A Theory of Diagnostic Testing to Stop the Virus Spreading: Evidence-based Reasoning to Resolve the COVID-19 Crisis by Testing.

Abstract

In this study, the complicated reasoning and processes inherent in diagnostic testing were analyzed, and a mathematical theory was developed for effectively stopping the transmission of infection in the context of coronavirus disease 2019 (COVID-19). As a result of this work, a new formula was developed for the "boundary condition for contagion containment," which, based on a horizontal transmission model, gives the lower limit of sensitivity for a diagnostic test to stop the virus spreading. Two parameters are considered in the model: the level of transmission and the effective reproduction number.

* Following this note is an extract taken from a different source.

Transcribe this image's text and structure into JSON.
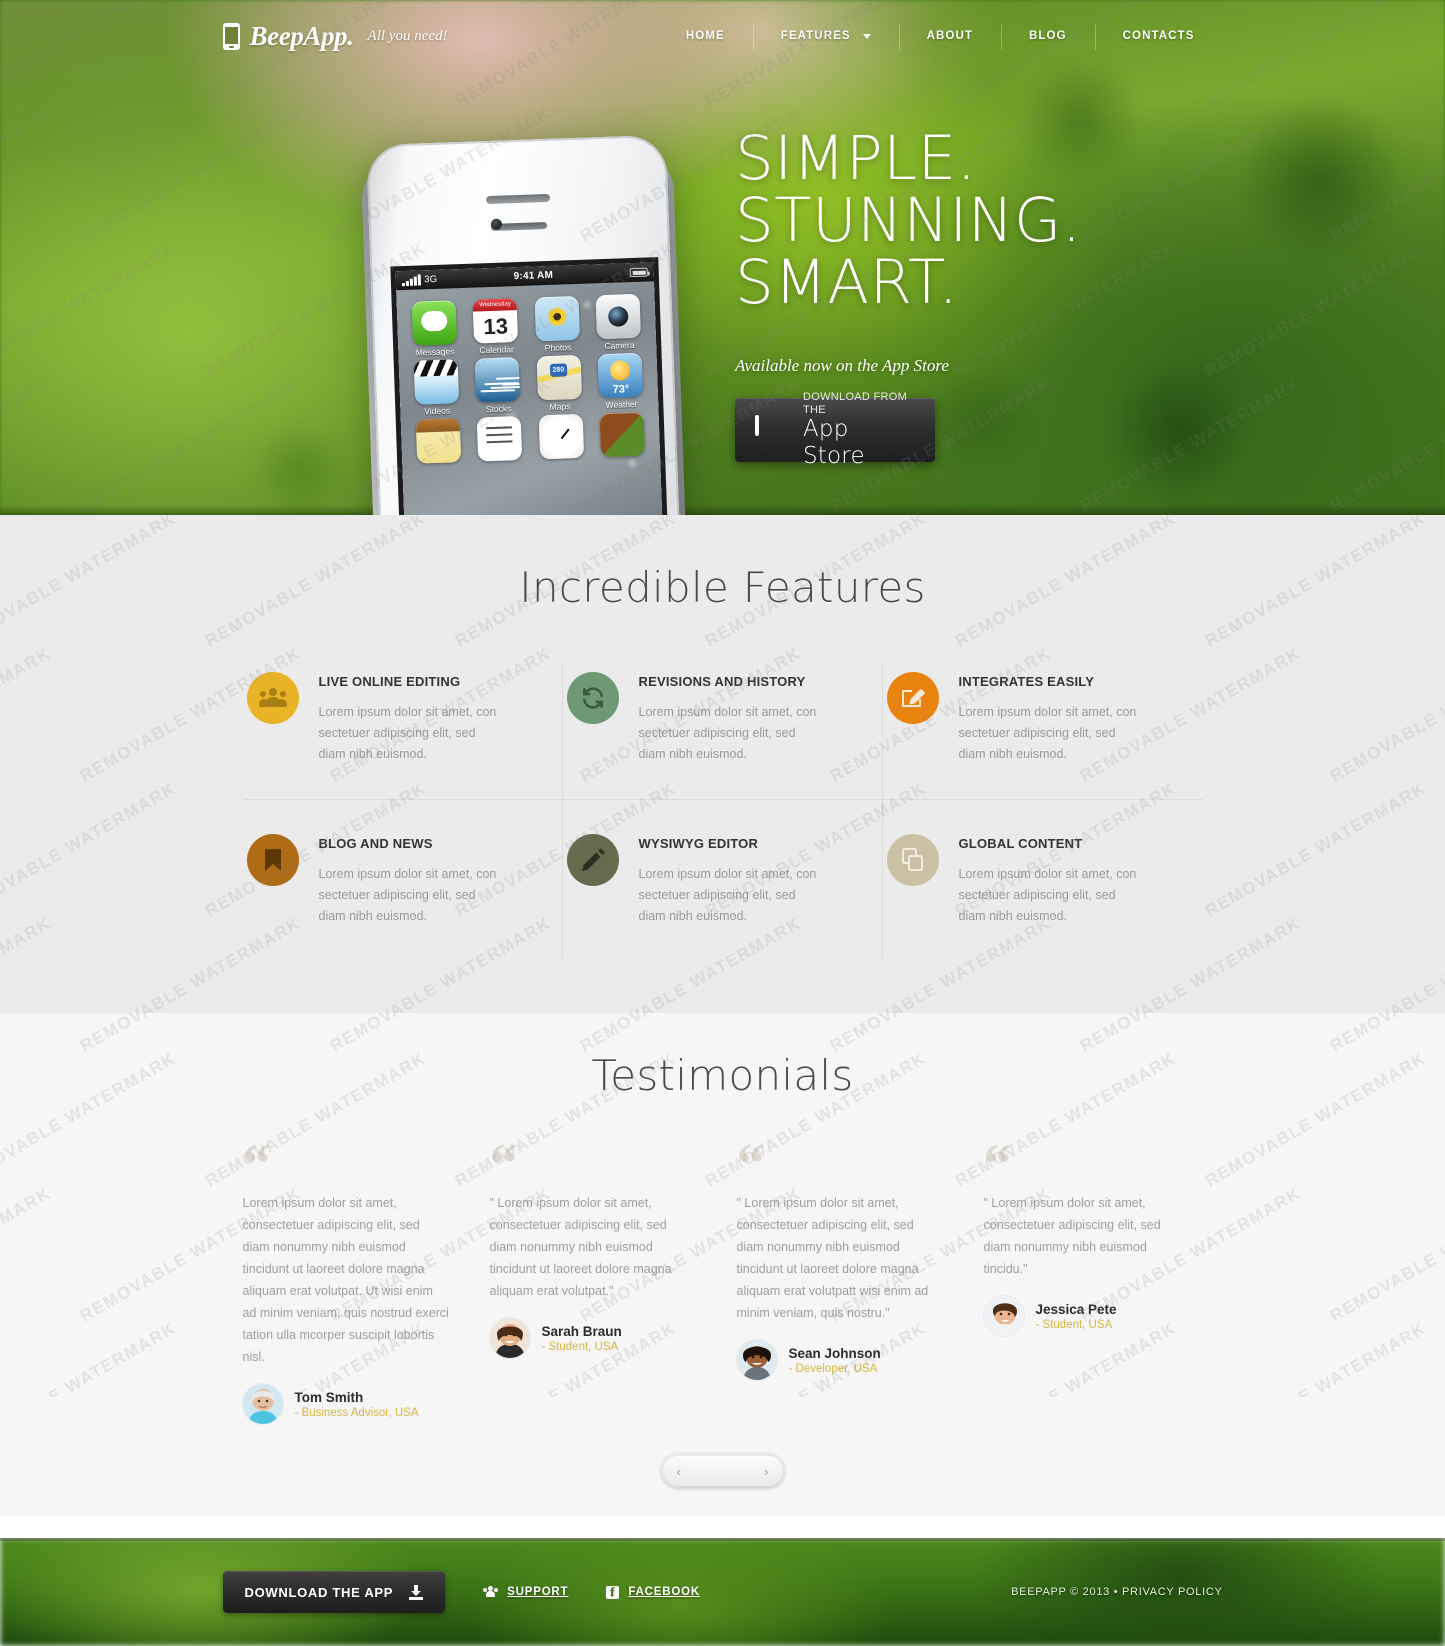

In example computations, the formula indicated that a one-off polymerase chain reaction-based test with a sensitivity of 85% would not be sufficient to contain highly contagious infections such as the Delta variant of SARS-CoV-2, which would likely require a sensitivity close to 100% for its containment. Furthermore, a cascade judgment system for multiple tests was proposed and examined as a form of triplet test system. This approach can enhance the accuracy of COVID-19 testing up to the minimum level needed to stop the virus spreading. The theory developed in this study will not only contribute as an academic exercise, but also be useful for making evidence-based decisions on public policy for pandemic control.